JPO: Em tese, o sistema de copyright se mostraria mais receptivo para amparar os trabalhos gerados pela IA, devido aos contornos do sistema que privilegia a proteção à obra do que o sistema continental europeu que ampara a personalidade do autor. Contudo, no âmbito norte-americano, existe disposição no Compendium of U.S. Copyright Office Practices que expressamente prevê que a autoria humana é requisito essencial para registro dos trabalhos. E a recente decisão judicial reforçou esse posicionamento. Por outro lado, o sistema inglês de copyright possui dispositivos no CDPA (Copyright, Designs and Patents Act 1988) que mostraria ser aplicável para reconhecimento de proteção aos trabalhos gerados pela IA cabendo a autoria da pessoa (humana) que realizou os ajustes necessários no programa que gerou o output. Porém, até o presente momento, não houve caso judicializado que debatesse a aplicabilidade desse dispositivo para situação envolvendo sistema de IA de modo aprofundado e que gere precedente.
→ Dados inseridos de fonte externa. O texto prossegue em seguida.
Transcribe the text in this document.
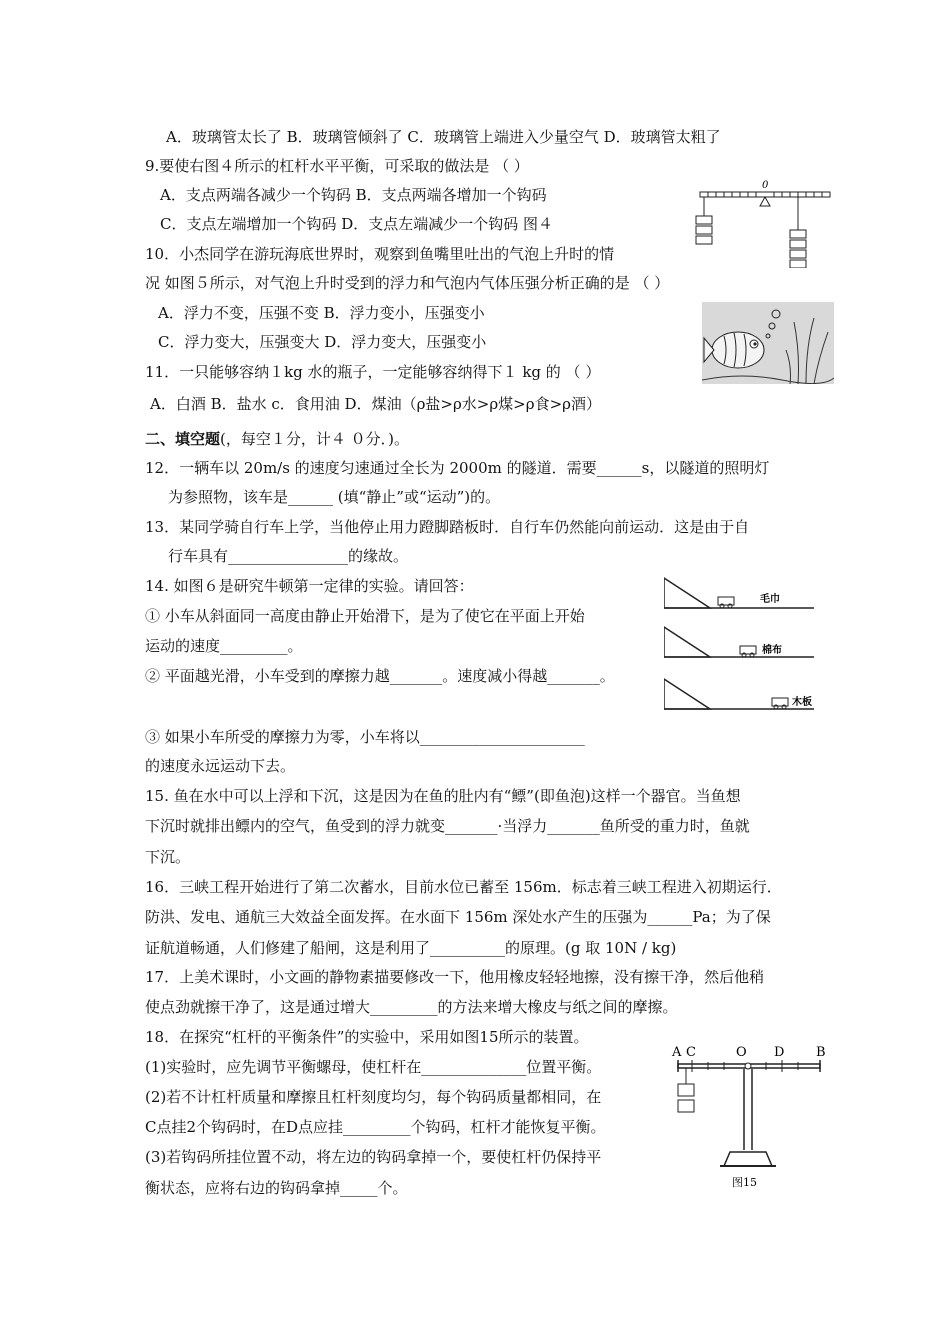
A．玻璃管太长了 B．玻璃管倾斜了 C．玻璃管上端进入少量空气 D．玻璃管太粗了
9.要使右图４所示的杠杆水平平衡，可采取的做法是 （ ）
A．支点两端各减少一个钩码 B．支点两端各增加一个钩码
C．支点左端增加一个钩码 D．支点左端减少一个钩码 图４
0
10．小杰同学在游玩海底世界时，观察到鱼嘴里吐出的气泡上升时的情
况 如图５所示，对气泡上升时受到的浮力和气泡内气体压强分析正确的是 （ ）
A．浮力不变，压强不变 B．浮力变小，压强变小
C．浮力变大，压强变大 D．浮力变大，压强变小
11．一只能够容纳１kg 水的瓶子，一定能够容纳得下１ kg 的 （ ）
A．白酒 B．盐水 c．食用油 D．煤油（ρ盐>ρ水>ρ煤>ρ食>ρ酒）
二、填空题(，每空１分，计４ ０分．)。
12．一辆车以 20m/s 的速度匀速通过全长为 2000m 的隧道．需要______s，以隧道的照明灯
为参照物，该车是______ (填“静止”或“运动”)的。
13．某同学骑自行车上学，当他停止用力蹬脚踏板时．自行车仍然能向前运动．这是由于自
行车具有________________的缘故。
14. 如图６是研究牛顿第一定律的实验。请回答：
① 小车从斜面同一高度由静止开始滑下，是为了使它在平面上开始
运动的速度_________。
② 平面越光滑，小车受到的摩擦力越_______。速度减小得越_______。
③ 如果小车所受的摩擦力为零，小车将以______________________
的速度永远运动下去。
毛巾
棉布
木板
15. 鱼在水中可以上浮和下沉，这是因为在鱼的肚内有“鳔”(即鱼泡)这样一个器官。当鱼想
下沉时就排出鳔内的空气，鱼受到的浮力就变_______·当浮力_______鱼所受的重力时，鱼就
下沉。
16．三峡工程开始进行了第二次蓄水，目前水位已蓄至 156m．标志着三峡工程进入初期运行．
防洪、发电、通航三大效益全面发挥。在水面下 156m 深处水产生的压强为______Pa；为了保
证航道畅通，人们修建了船闸，这是利用了__________的原理。(g 取 10N / kg)
17．上美术课时，小文画的静物素描要修改一下，他用橡皮轻轻地擦，没有擦干净，然后他稍
使点劲就擦干净了，这是通过增大_________的方法来增大橡皮与纸之间的摩擦。
18．在探究“杠杆的平衡条件”的实验中，采用如图15所示的装置。
(1)实验时，应先调节平衡螺母，使杠杆在______________位置平衡。
(2)若不计杠杆质量和摩擦且杠杆刻度均匀，每个钩码质量都相同，在
C点挂2个钩码时，在D点应挂_________个钩码，杠杆才能恢复平衡。
(3)若钩码所挂位置不动，将左边的钩码拿掉一个，要使杠杆仍保持平
衡状态，应将右边的钩码拿掉_____个。
A C	O D B
图15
Como remunerar e garantir os direitos dos autores dos conteúdos anteriores, utilizados pelo algoritmo para compor a obra final?
JPO: Acredito que “como será feito” se trata de uma das perguntas que realmente valem “um milhão de dólares” (risos). Esse é um dos pontos nevrálgicos quando se trata de IA e proteção dos resultados gerados, pois muitos dos dados que alimentam a IA são oriundos de obras protegidas e em que não há autorização para esse uso (e que, de certo modo, repercute no direito de sequência). Ainda, cabe pontuar que, inclusive, é o único conteúdo que o PL 2.338/2023 expressamente se ocupa com relação aos direitos intelectuais e o uso de dados com a finalidade de treinamento do sistema de IA sem prejuízo aos autores e titulares desses direitos. Logo, é provável que esse seja um dos aspectos de maior centralidade para regulamentação sobre uso responsável e ético da IA qu,e repercute na proteção autoral.